Phénomène cinématographique récompensé avec raison dans divers festivals, y compris à Cannes, l’an dernier, Portrait de la jeune fille en feu est un récit puissamment revendicateur magnifiquement tourné qui sait conserver juste ce qu’il faut de subtilité pour éviter de tomber dans l’exagération.
Quatrième long-métrage de la réalisatrice Céline Sciamma, qui signe également le scénario, ici, le film se déroule en Bretagne, vers la fin du 18e sièce: Marianne, une jeune artiste peintre renommée qui a appris le métier auprès de son père, arrive dans un domaine à la demande de la chef de famille. Celle-ci vient de perdre sa fille, qui a préféré se suicider, plutôt que d’accepter un mariage forcé avec un riche Milanais. Voilà donc que pour assurer que le mariage ait bien lieu, la soeur de la défunte, Héloïse, est sortie de son couvent; Marianne devra la peindre, histoire d’en tirer un tableau à présenter au futur époux, sorte de photo de présentation avant l’heure.
Héloïse, interprétée par une Adèle Haenel rebelle, à la fois fantastiquement forte et fragile à la fois, se confiera éventuellement à Marianne, jouée par une Noémie Merlant d’abord timide, voire effrayée à l’idée de voir son contrat de peintre être mis au jour, mais qui gagnera en assurance jusqu’à sauter le pas et à s’ouvrir à son sujet, quitte à remuer des démons du passé.
Dans ce qui ressemble fort à un univers quasi-fermé, avec les images magnifiques de la mer bien souvent déchaînée, lourdement porteuse de symboles, et sans aucune musique, ne serait-ce qu’à quelques moments précis du scénario, y compris lors de ce qui ressemble fortement à une messe spéciale entre femmes, nos héroïnes apprennent à découvrir et affirmer non seulement le féminisme, mais leur féminité.
Toutes deux, en fait, proviennent directement de mondes où les règles ont été édictées par les hommes. L’une n’a jamais vraiment vécu à l’extérieur du couvent, où la chape de plomb de la chrétienté pèse bien lourd. L’autre, si elle rencontre du succès dans son travail, doit bien souvent prendre le nom de son père, par exemple, ou se voit refuser l’accès à certains pans de l’expression artistique, notamment le dessin de nu masculin. On ne voudrait surtout pas, après tout, que les femmes puissent s’épanouir, vivre leurs rêves et leurs émotions comme bon leur semble.

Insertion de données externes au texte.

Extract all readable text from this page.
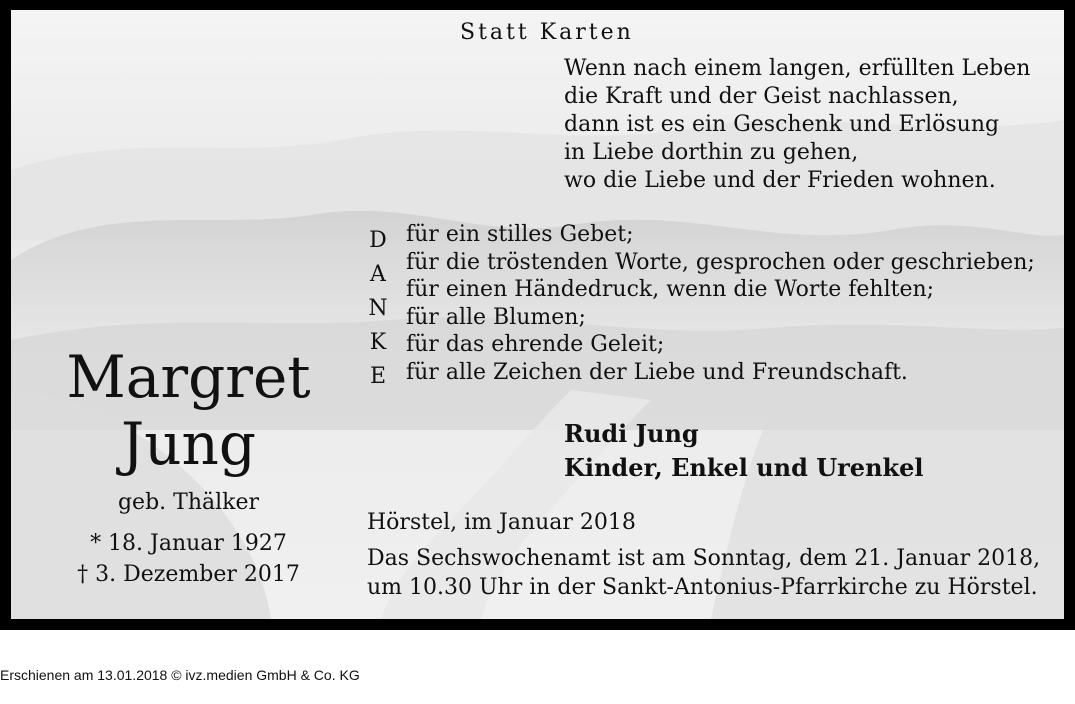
Statt Karten
Wenn nach einem langen, erfüllten Leben
die Kraft und der Geist nachlassen,
dann ist es ein Geschenk und Erlösung
in Liebe dorthin zu gehen,
wo die Liebe und der Frieden wohnen.
D
A
N
K
E
für ein stilles Gebet;
für die tröstenden Worte, gesprochen oder geschrieben;
für einen Händedruck, wenn die Worte fehlten;
für alle Blumen;
für das ehrende Geleit;
für alle Zeichen der Liebe und Freundschaft.
Rudi Jung
Kinder, Enkel und Urenkel
Hörstel, im Januar 2018
Das Sechswochenamt ist am Sonntag, dem 21. Januar 2018,
um 10.30 Uhr in der Sankt-Antonius-Pfarrkirche zu Hörstel.
Margret
Jung
geb. Thälker
* 18. Januar 1927
† 3. Dezember 2017
Erschienen am 13.01.2018 © ivz.medien GmbH & Co. KG
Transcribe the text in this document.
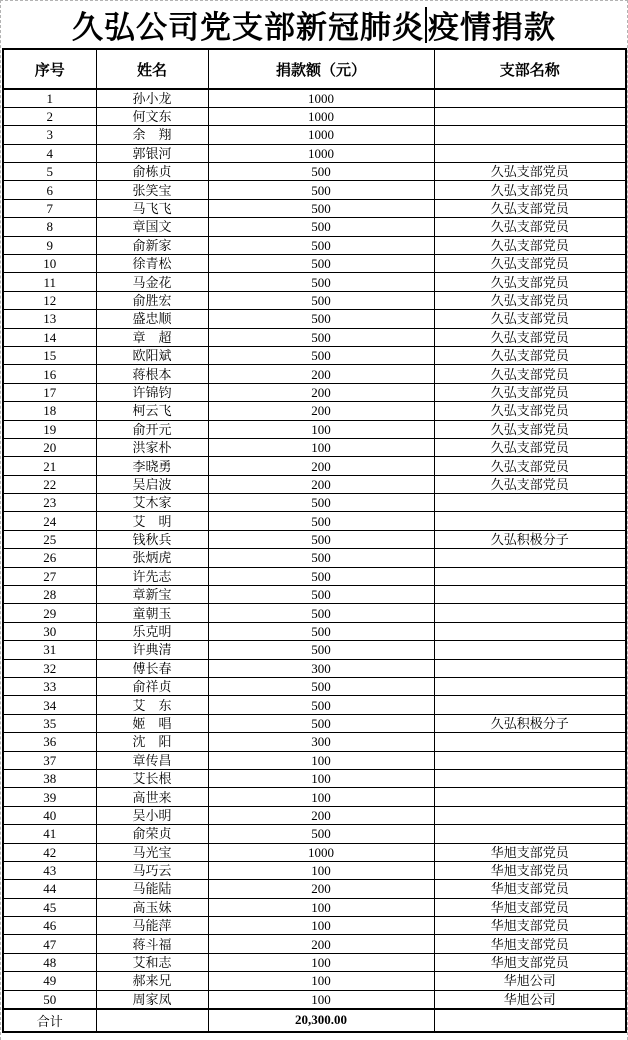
久弘公司党支部新冠肺炎 疫情捐款
序号	姓名	捐款额（元）	支部名称
1	孙小龙	1000	
2	何文东	1000	
3	余　翔	1000	
4	郭银河	1000	
5	俞栋贞	500	久弘支部党员
6	张笑宝	500	久弘支部党员
7	马飞飞	500	久弘支部党员
8	章国文	500	久弘支部党员
9	俞新家	500	久弘支部党员
10	徐青松	500	久弘支部党员
11	马金花	500	久弘支部党员
12	俞胜宏	500	久弘支部党员
13	盛忠顺	500	久弘支部党员
14	章　超	500	久弘支部党员
15	欧阳斌	500	久弘支部党员
16	蒋根本	200	久弘支部党员
17	许锦钧	200	久弘支部党员
18	柯云飞	200	久弘支部党员
19	俞开元	100	久弘支部党员
20	洪家朴	100	久弘支部党员
21	李晓勇	200	久弘支部党员
22	吴启波	200	久弘支部党员
23	艾木家	500	
24	艾　明	500	
25	钱秋兵	500	久弘积极分子
26	张炳虎	500	
27	许先志	500	
28	章新宝	500	
29	童朝玉	500	
30	乐克明	500	
31	许典清	500	
32	傅长春	300	
33	俞祥贞	500	
34	艾　东	500	
35	姬　唱	500	久弘积极分子
36	沈　阳	300	
37	章传昌	100	
38	艾长根	100	
39	高世来	100	
40	吴小明	200	
41	俞荣贞	500	
42	马光宝	1000	华旭支部党员
43	马巧云	100	华旭支部党员
44	马能陆	200	华旭支部党员
45	高玉妹	100	华旭支部党员
46	马能萍	100	华旭支部党员
47	蒋斗福	200	华旭支部党员
48	艾和志	100	华旭支部党员
49	郝来兄	100	华旭公司
50	周家凤	100	华旭公司
合计		20,300.00	
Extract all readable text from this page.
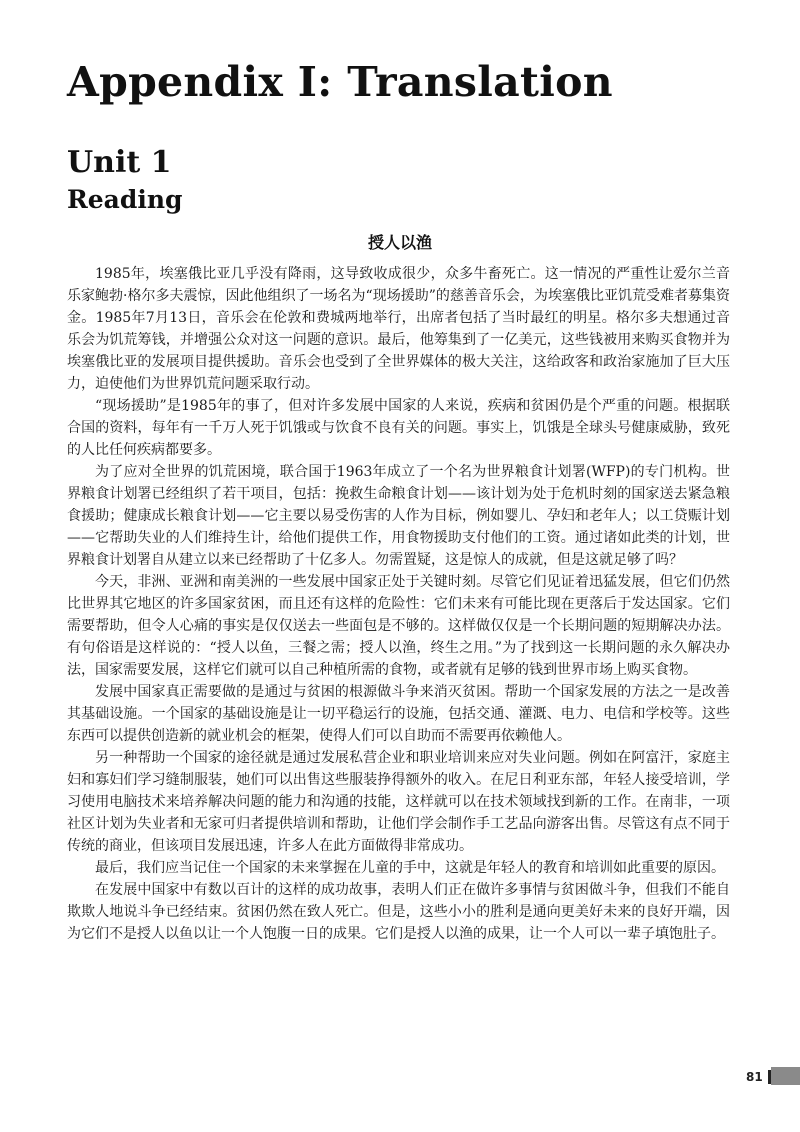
Appendix I: Translation
Unit 1
Reading
授人以渔

1985年，埃塞俄比亚几乎没有降雨，这导致收成很少，众多牛畜死亡。这一情况的严重性让爱尔兰音乐家鲍勃·格尔多夫震惊，因此他组织了一场名为“现场援助”的慈善音乐会，为埃塞俄比亚饥荒受难者募集资金。1985年7月13日，音乐会在伦敦和费城两地举行，出席者包括了当时最红的明星。格尔多夫想通过音乐会为饥荒筹钱，并增强公众对这一问题的意识。最后，他筹集到了一亿美元，这些钱被用来购买食物并为埃塞俄比亚的发展项目提供援助。音乐会也受到了全世界媒体的极大关注，这给政客和政治家施加了巨大压力，迫使他们为世界饥荒问题采取行动。

“现场援助”是1985年的事了，但对许多发展中国家的人来说，疾病和贫困仍是个严重的问题。根据联合国的资料，每年有一千万人死于饥饿或与饮食不良有关的问题。事实上，饥饿是全球头号健康威胁，致死的人比任何疾病都要多。

为了应对全世界的饥荒困境，联合国于1963年成立了一个名为世界粮食计划署(WFP)的专门机构。世界粮食计划署已经组织了若干项目，包括：挽救生命粮食计划——该计划为处于危机时刻的国家送去紧急粮食援助；健康成长粮食计划——它主要以易受伤害的人作为目标，例如婴儿、孕妇和老年人；以工贷赈计划——它帮助失业的人们维持生计，给他们提供工作，用食物援助支付他们的工资。通过诸如此类的计划，世界粮食计划署自从建立以来已经帮助了十亿多人。勿需置疑，这是惊人的成就，但是这就足够了吗？

今天，非洲、亚洲和南美洲的一些发展中国家正处于关键时刻。尽管它们见证着迅猛发展，但它们仍然比世界其它地区的许多国家贫困，而且还有这样的危险性：它们未来有可能比现在更落后于发达国家。它们需要帮助，但令人心痛的事实是仅仅送去一些面包是不够的。这样做仅仅是一个长期问题的短期解决办法。有句俗语是这样说的：“授人以鱼，三餐之需；授人以渔，终生之用。”为了找到这一长期问题的永久解决办法，国家需要发展，这样它们就可以自己种植所需的食物，或者就有足够的钱到世界市场上购买食物。

发展中国家真正需要做的是通过与贫困的根源做斗争来消灭贫困。帮助一个国家发展的方法之一是改善其基础设施。一个国家的基础设施是让一切平稳运行的设施，包括交通、灌溉、电力、电信和学校等。这些东西可以提供创造新的就业机会的框架，使得人们可以自助而不需要再依赖他人。

另一种帮助一个国家的途径就是通过发展私营企业和职业培训来应对失业问题。例如在阿富汗，家庭主妇和寡妇们学习缝制服装，她们可以出售这些服装挣得额外的收入。在尼日利亚东部，年轻人接受培训，学习使用电脑技术来培养解决问题的能力和沟通的技能，这样就可以在技术领域找到新的工作。在南非，一项社区计划为失业者和无家可归者提供培训和帮助，让他们学会制作手工艺品向游客出售。尽管这有点不同于传统的商业，但该项目发展迅速，许多人在此方面做得非常成功。

最后，我们应当记住一个国家的未来掌握在儿童的手中，这就是年轻人的教育和培训如此重要的原因。

在发展中国家中有数以百计的这样的成功故事，表明人们正在做许多事情与贫困做斗争，但我们不能自欺欺人地说斗争已经结束。贫困仍然在致人死亡。但是，这些小小的胜利是通向更美好未来的良好开端，因为它们不是授人以鱼以让一个人饱腹一日的成果。它们是授人以渔的成果，让一个人可以一辈子填饱肚子。

81
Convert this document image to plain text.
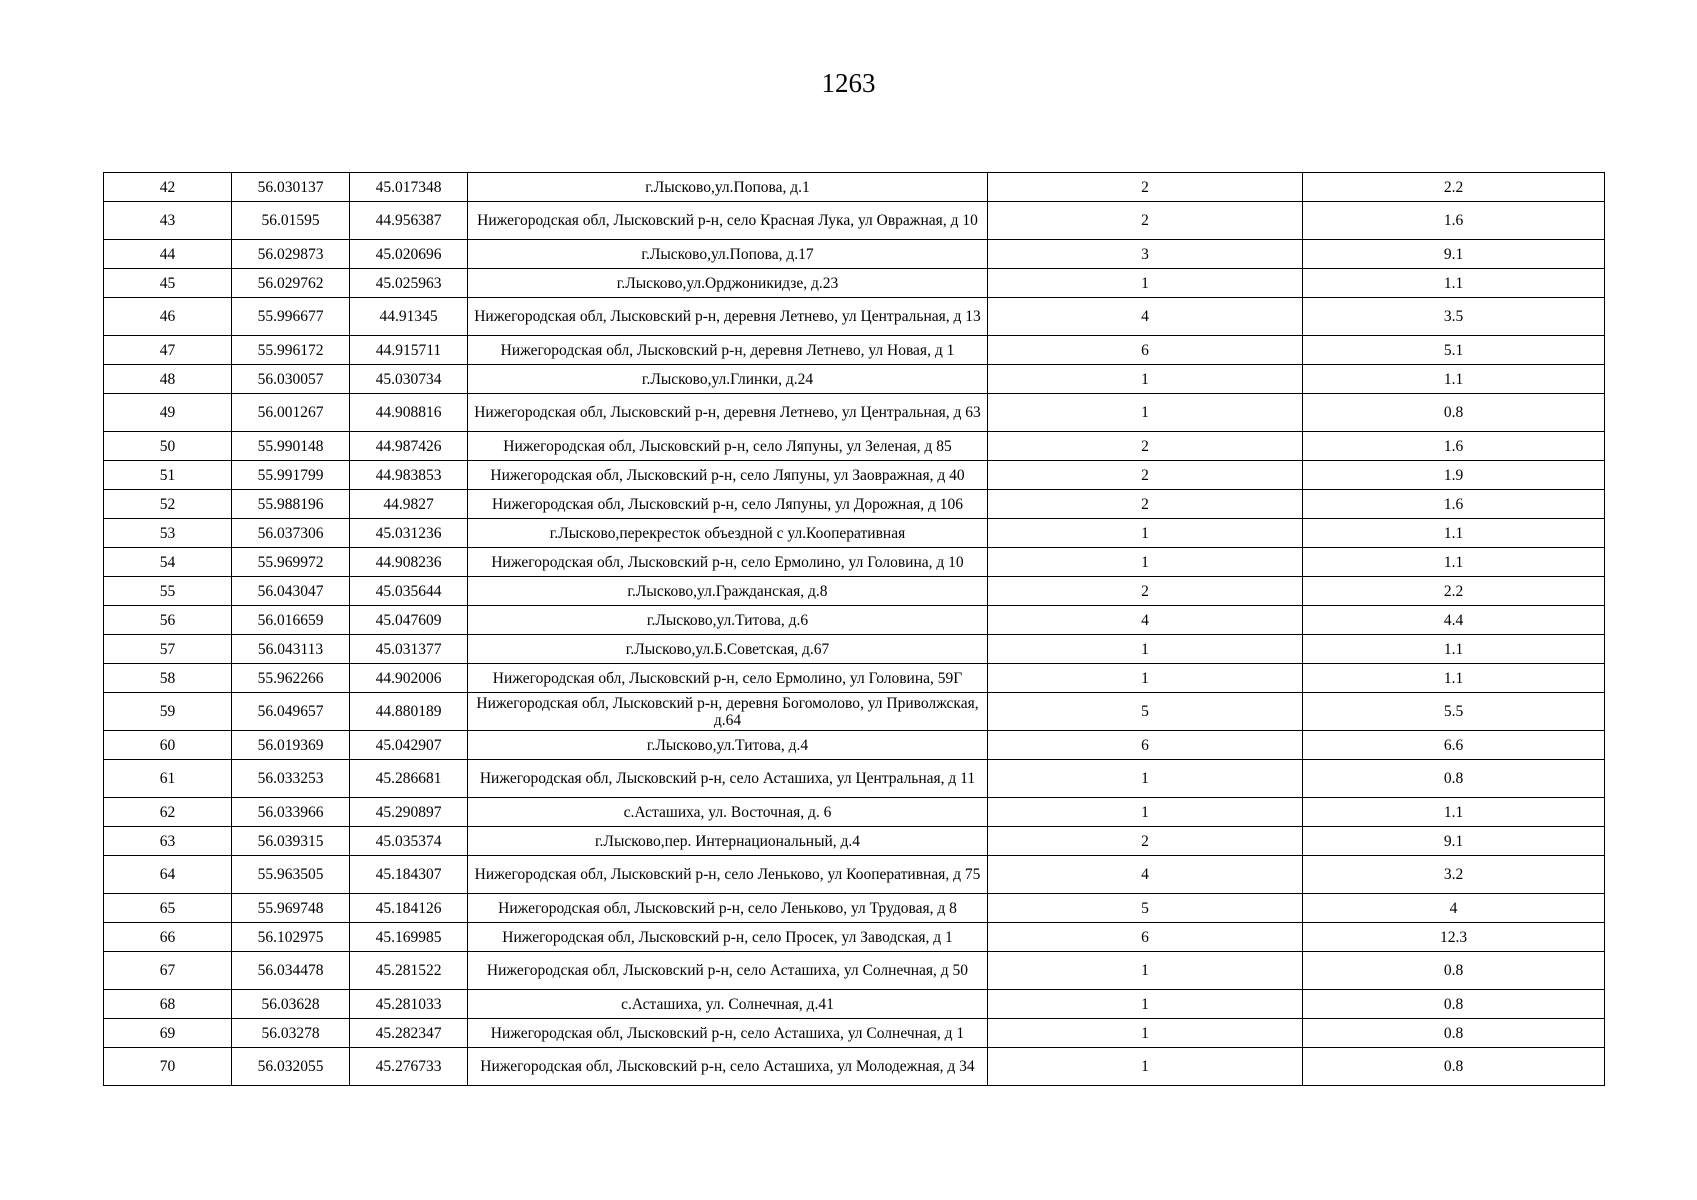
1263
42	56.030137	45.017348	г.Лысково,ул.Попова, д.1	2	2.2
43	56.01595	44.956387	Нижегородская обл, Лысковский р-н, село Красная Лука, ул Овражная, д 10	2	1.6
44	56.029873	45.020696	г.Лысково,ул.Попова, д.17	3	9.1
45	56.029762	45.025963	г.Лысково,ул.Орджоникидзе, д.23	1	1.1
46	55.996677	44.91345	Нижегородская обл, Лысковский р-н, деревня Летнево, ул Центральная, д 13	4	3.5
47	55.996172	44.915711	Нижегородская обл, Лысковский р-н, деревня Летнево, ул Новая, д 1	6	5.1
48	56.030057	45.030734	г.Лысково,ул.Глинки, д.24	1	1.1
49	56.001267	44.908816	Нижегородская обл, Лысковский р-н, деревня Летнево, ул Центральная, д 63	1	0.8
50	55.990148	44.987426	Нижегородская обл, Лысковский р-н, село Ляпуны, ул Зеленая, д 85	2	1.6
51	55.991799	44.983853	Нижегородская обл, Лысковский р-н, село Ляпуны, ул Заовражная, д 40	2	1.9
52	55.988196	44.9827	Нижегородская обл, Лысковский р-н, село Ляпуны, ул Дорожная, д 106	2	1.6
53	56.037306	45.031236	г.Лысково,перекресток объездной с ул.Кооперативная	1	1.1
54	55.969972	44.908236	Нижегородская обл, Лысковский р-н, село Ермолино, ул Головина, д 10	1	1.1
55	56.043047	45.035644	г.Лысково,ул.Гражданская, д.8	2	2.2
56	56.016659	45.047609	г.Лысково,ул.Титова, д.6	4	4.4
57	56.043113	45.031377	г.Лысково,ул.Б.Советская, д.67	1	1.1
58	55.962266	44.902006	Нижегородская обл, Лысковский р-н, село Ермолино, ул Головина, 59Г	1	1.1
59	56.049657	44.880189	Нижегородская обл, Лысковский р-н, деревня Богомолово, ул Приволжская, д.64	5	5.5
60	56.019369	45.042907	г.Лысково,ул.Титова, д.4	6	6.6
61	56.033253	45.286681	Нижегородская обл, Лысковский р-н, село Асташиха, ул Центральная, д 11	1	0.8
62	56.033966	45.290897	с.Асташиха, ул. Восточная, д. 6	1	1.1
63	56.039315	45.035374	г.Лысково,пер. Интернациональный, д.4	2	9.1
64	55.963505	45.184307	Нижегородская обл, Лысковский р-н, село Леньково, ул Кооперативная, д 75	4	3.2
65	55.969748	45.184126	Нижегородская обл, Лысковский р-н, село Леньково, ул Трудовая, д 8	5	4
66	56.102975	45.169985	Нижегородская обл, Лысковский р-н, село Просек, ул Заводская, д 1	6	12.3
67	56.034478	45.281522	Нижегородская обл, Лысковский р-н, село Асташиха, ул Солнечная, д 50	1	0.8
68	56.03628	45.281033	с.Асташиха, ул. Солнечная, д.41	1	0.8
69	56.03278	45.282347	Нижегородская обл, Лысковский р-н, село Асташиха, ул Солнечная, д 1	1	0.8
70	56.032055	45.276733	Нижегородская обл, Лысковский р-н, село Асташиха, ул Молодежная, д 34	1	0.8
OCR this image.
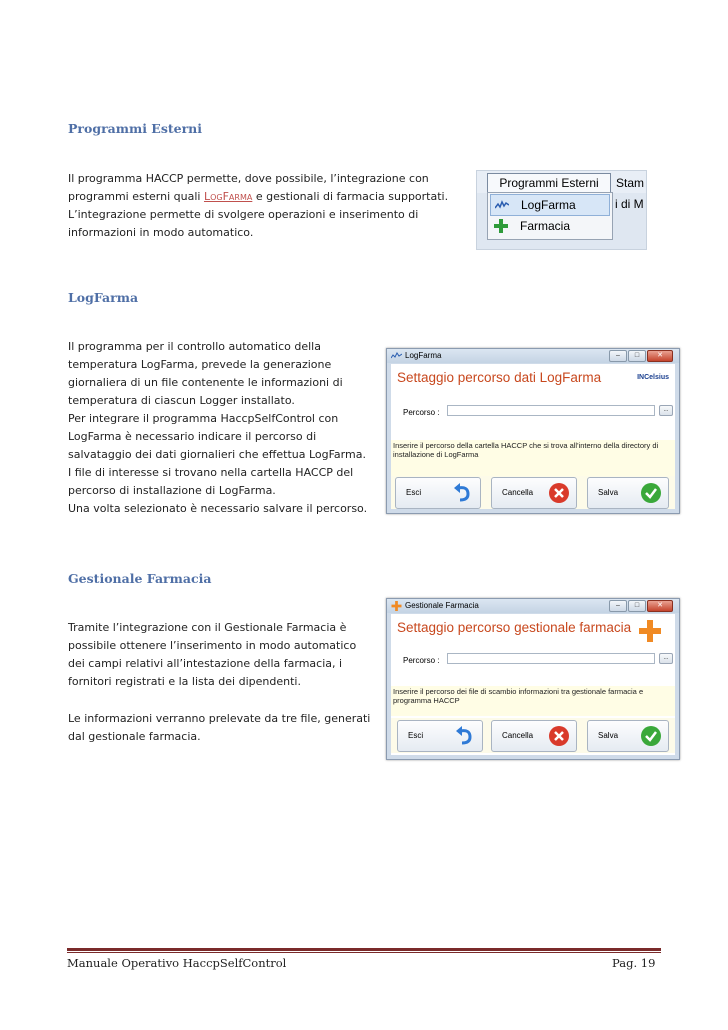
Programmi Esterni
Il programma HACCP permette, dove possibile, l’integrazione con programmi esterni quali LogFarma e gestionali di farmacia supportati. L’integrazione permette di svolgere operazioni e inserimento di informazioni in modo automatico.
Programmi Esterni	Stam
i di M
LogFarma
Farmacia
LogFarma

Il programma per il controllo automatico della

temperatura LogFarma, prevede la generazione

giornaliera di un file contenente le informazioni di

temperatura di ciascun Logger installato.

Per integrare il programma HaccpSelfControl con

LogFarma è necessario indicare il percorso di

salvataggio dei dati giornalieri che effettua LogFarma.

I file di interesse si trovano nella cartella HACCP del

percorso di installazione di LogFarma.

Una volta selezionato è necessario salvare il percorso.

LogFarma	– □	✕
Settaggio percorso dati LogFarma	INCelsius
Percorso :	...
Inserire il percorso della cartella HACCP che si trova all'interno della directory di installazione di LogFarma
Esci	Cancella	Salva
Gestionale Farmacia

Tramite l’integrazione con il Gestionale Farmacia è

possibile ottenere l’inserimento in modo automatico

dei campi relativi all’intestazione della farmacia, i

fornitori registrati e la lista dei dipendenti.

Le informazioni verranno prelevate da tre file, generati

dal gestionale farmacia.

Gestionale Farmacia	– □	✕
Settaggio percorso gestionale farmacia
Percorso :	...
Inserire il percorso dei file di scambio informazioni tra gestionale farmacia e programma HACCP
Esci	Cancella	Salva
Manuale Operativo HaccpSelfControl	Pag. 19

Sans tomber dans l’excès, donc, mais aussi en ouvrant parfois grandes les vannes pour permettre aux personnages féminins – qui représentent d’ailleurs la très grande majorité de la distribution – de simplement exister, de crier leur désir de vivre à la façon, Portrait de la jeune fille en feu est l’archétype d’un film féministe réussi haut la main. Les enjeux sont là; ils sont abordés parfois de façon détournée, parfois de façon directe. Mais le cinéphile n’a jamais l’impression qu’on lui tape sur la tête avec des principes à l’emporte-pièce, qu’on tente de forcer la dose, ou que l’on donne dans les clichés.
Il faut voir nos personnages échanger des regards lourds de sens, sans même avoir besoin de l’exprimer par des mots, le tout dans un décor à la fois enchanteur et destructeur, pour se donner une idée de la qualité du long-métrage.
Jamais trop long, jamais trop court, Portrait de la jeune fille en feu est une oeuvre inoubliable qu’il faut voir pour apprécier la fougue de la distribution et le génie de la réalisatrice et scénariste.